Pandemic influenza in pregnant women

Pandemic (H1N1) 2009 briefing note 5

31 JULY 2009 | GENEVA — Research conducted in the USA and published 29 July in The Lancet [1] has drawn attention to an increased risk of severe or fatal illness in pregnant women when infected with the H1N1 pandemic virus.

Several other countries experiencing widespread transmission of the pandemic virus have similarly reported an increased risk in pregnant women, particularly during the second and third trimesters of pregnancy. An increased risk of fetal death or spontaneous abortions in infected women has also been reported.

Increased risk for pregnant women

Evidence from previous pandemics further supports the conclusion that pregnant women are at heightened risk.

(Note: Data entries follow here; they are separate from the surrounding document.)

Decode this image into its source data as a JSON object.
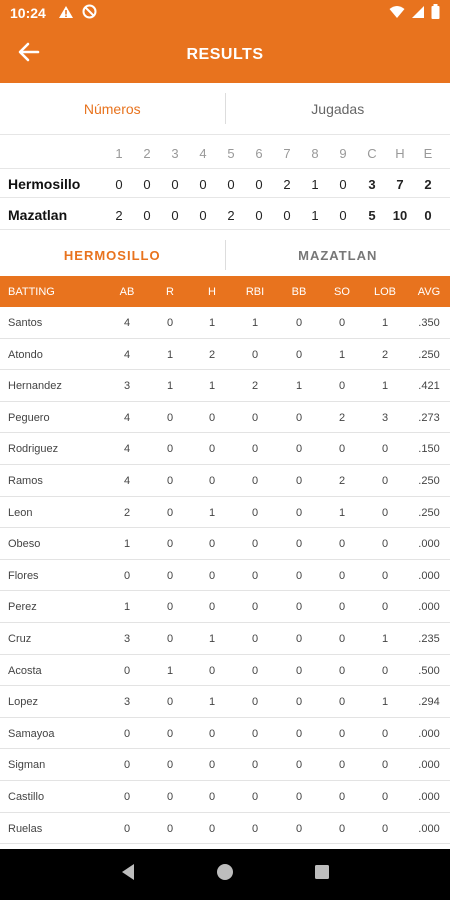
{
  "status_bar": {
    "time": "10:24",
    "left_icons": [
      "alert-icon",
      "no-disturb-icon"
    ],
    "right_icons": [
      "wifi-icon",
      "signal-icon",
      "battery-icon"
    ]
  },
  "app_bar": {
    "title": "RESULTS",
    "back_icon": "back-arrow-icon"
  },
  "top_tabs": [
    {
      "label": "Números",
      "active": true
    },
    {
      "label": "Jugadas",
      "active": false
    }
  ],
  "linescore": {
    "headers": [
      "1",
      "2",
      "3",
      "4",
      "5",
      "6",
      "7",
      "8",
      "9",
      "C",
      "H",
      "E"
    ],
    "teams": [
      {
        "name": "Hermosillo",
        "innings": [
          "0",
          "0",
          "0",
          "0",
          "0",
          "0",
          "2",
          "1",
          "0"
        ],
        "C": "3",
        "H": "7",
        "E": "2"
      },
      {
        "name": "Mazatlan",
        "innings": [
          "2",
          "0",
          "0",
          "0",
          "2",
          "0",
          "0",
          "1",
          "0"
        ],
        "C": "5",
        "H": "10",
        "E": "0"
      }
    ]
  },
  "team_tabs": [
    {
      "label": "HERMOSILLO",
      "active": true
    },
    {
      "label": "MAZATLAN",
      "active": false
    }
  ],
  "batting": {
    "headers": [
      "BATTING",
      "AB",
      "R",
      "H",
      "RBI",
      "BB",
      "SO",
      "LOB",
      "AVG"
    ],
    "rows": [
      [
        "Santos",
        "4",
        "0",
        "1",
        "1",
        "0",
        "0",
        "1",
        ".350"
      ],
      [
        "Atondo",
        "4",
        "1",
        "2",
        "0",
        "0",
        "1",
        "2",
        ".250"
      ],
      [
        "Hernandez",
        "3",
        "1",
        "1",
        "2",
        "1",
        "0",
        "1",
        ".421"
      ],
      [
        "Peguero",
        "4",
        "0",
        "0",
        "0",
        "0",
        "2",
        "3",
        ".273"
      ],
      [
        "Rodriguez",
        "4",
        "0",
        "0",
        "0",
        "0",
        "0",
        "0",
        ".150"
      ],
      [
        "Ramos",
        "4",
        "0",
        "0",
        "0",
        "0",
        "2",
        "0",
        ".250"
      ],
      [
        "Leon",
        "2",
        "0",
        "1",
        "0",
        "0",
        "1",
        "0",
        ".250"
      ],
      [
        "Obeso",
        "1",
        "0",
        "0",
        "0",
        "0",
        "0",
        "0",
        ".000"
      ],
      [
        "Flores",
        "0",
        "0",
        "0",
        "0",
        "0",
        "0",
        "0",
        ".000"
      ],
      [
        "Perez",
        "1",
        "0",
        "0",
        "0",
        "0",
        "0",
        "0",
        ".000"
      ],
      [
        "Cruz",
        "3",
        "0",
        "1",
        "0",
        "0",
        "0",
        "1",
        ".235"
      ],
      [
        "Acosta",
        "0",
        "1",
        "0",
        "0",
        "0",
        "0",
        "0",
        ".500"
      ],
      [
        "Lopez",
        "3",
        "0",
        "1",
        "0",
        "0",
        "0",
        "1",
        ".294"
      ],
      [
        "Samayoa",
        "0",
        "0",
        "0",
        "0",
        "0",
        "0",
        "0",
        ".000"
      ],
      [
        "Sigman",
        "0",
        "0",
        "0",
        "0",
        "0",
        "0",
        "0",
        ".000"
      ],
      [
        "Castillo",
        "0",
        "0",
        "0",
        "0",
        "0",
        "0",
        "0",
        ".000"
      ],
      [
        "Ruelas",
        "0",
        "0",
        "0",
        "0",
        "0",
        "0",
        "0",
        ".000"
      ]
    ]
  },
  "nav_bar": {
    "icons": [
      "nav-back-icon",
      "nav-home-icon",
      "nav-recents-icon"
    ]
  },
  "colors": {
    "accent": "#E8731E",
    "nav_background": "#000000"
  }
}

While pregnant women are also at increased risk during epidemics of seasonal influenza, the risk takes on added importance in the current pandemic, which continues to affect a younger age group than that seen during seasonal epidemics.

WHO strongly recommends that, in areas where infection with the H1N1 virus is widespread, pregnant women, and the clinicians treating them, be alert to symptoms of influenza-like illness.

WHO recommendations for treatment

Treatment with the antiviral drug oseltamivir should be administered as soon as possible after symptom onset. As the benefits of oseltamivir are greatest when administered within 48 hours after symptom onset, clinicians should initiate treatment immediately and not wait for the results of laboratory tests.

While treatment within 48 hours of symptom onset brings the greatest benefits, later initiation of treatment may also be beneficial. Clinical benefits associated with oseltamivir treatment include a reduced risk of pneumonia (one of the most frequently reported causes of death in infected people) and a reduced need for hospitalization.

WHO has further recommended that, when pandemic vaccines become available, health authorities should consider making pregnant women a priority group for immunization.

Danger signs in all patients

Worldwide, the majority of patients infected with the pandemic virus continue to experience mild symptoms and recover fully within a week, even in the absence of any medical treatment. Monitoring of viruses from multiple outbreaks has detected no evidence of change in the ability of the virus to spread or to cause severe illness.

In addition to the enhanced risk documented in pregnant women, groups at increased risk of severe or fatal illness include people with underlying medical conditions, most notably chronic lung disease (including asthma), cardiovascular disease, diabetes, and immunosuppression. Some preliminary studies suggest that obesity, and especially extreme obesity, may be a risk factor for more severe disease.

Within this largely reassuring picture, a small number of otherwise healthy people, usually under the age of 50 years, experience very rapid progression to severe and often fatal illness, characterized by severe pneumonia that destroys the lung tissue, and the failure of multiple organs. No factors that can predict this pattern of severe disease have yet been identified, though studies are under way.

Clinicians, patients, and those providing home-based care need to be alert to danger signs that can signal progression to more severe disease. As progression can be very rapid, medical attention should be sought when any of the following danger signs appear in a person with confirmed or suspected H1N1 infection:

  • shortness of breath, either during physical activity or while resting
  • difficulty in breathing
  • turning blue
  • bloody or coloured sputum
  • chest pain
  • altered mental status
  • high fever that persists beyond 3 days
  • low blood pressure.

In children, danger signs include fast or difficult breathing, lack of alertness, difficulty in waking up, and little or no desire to play.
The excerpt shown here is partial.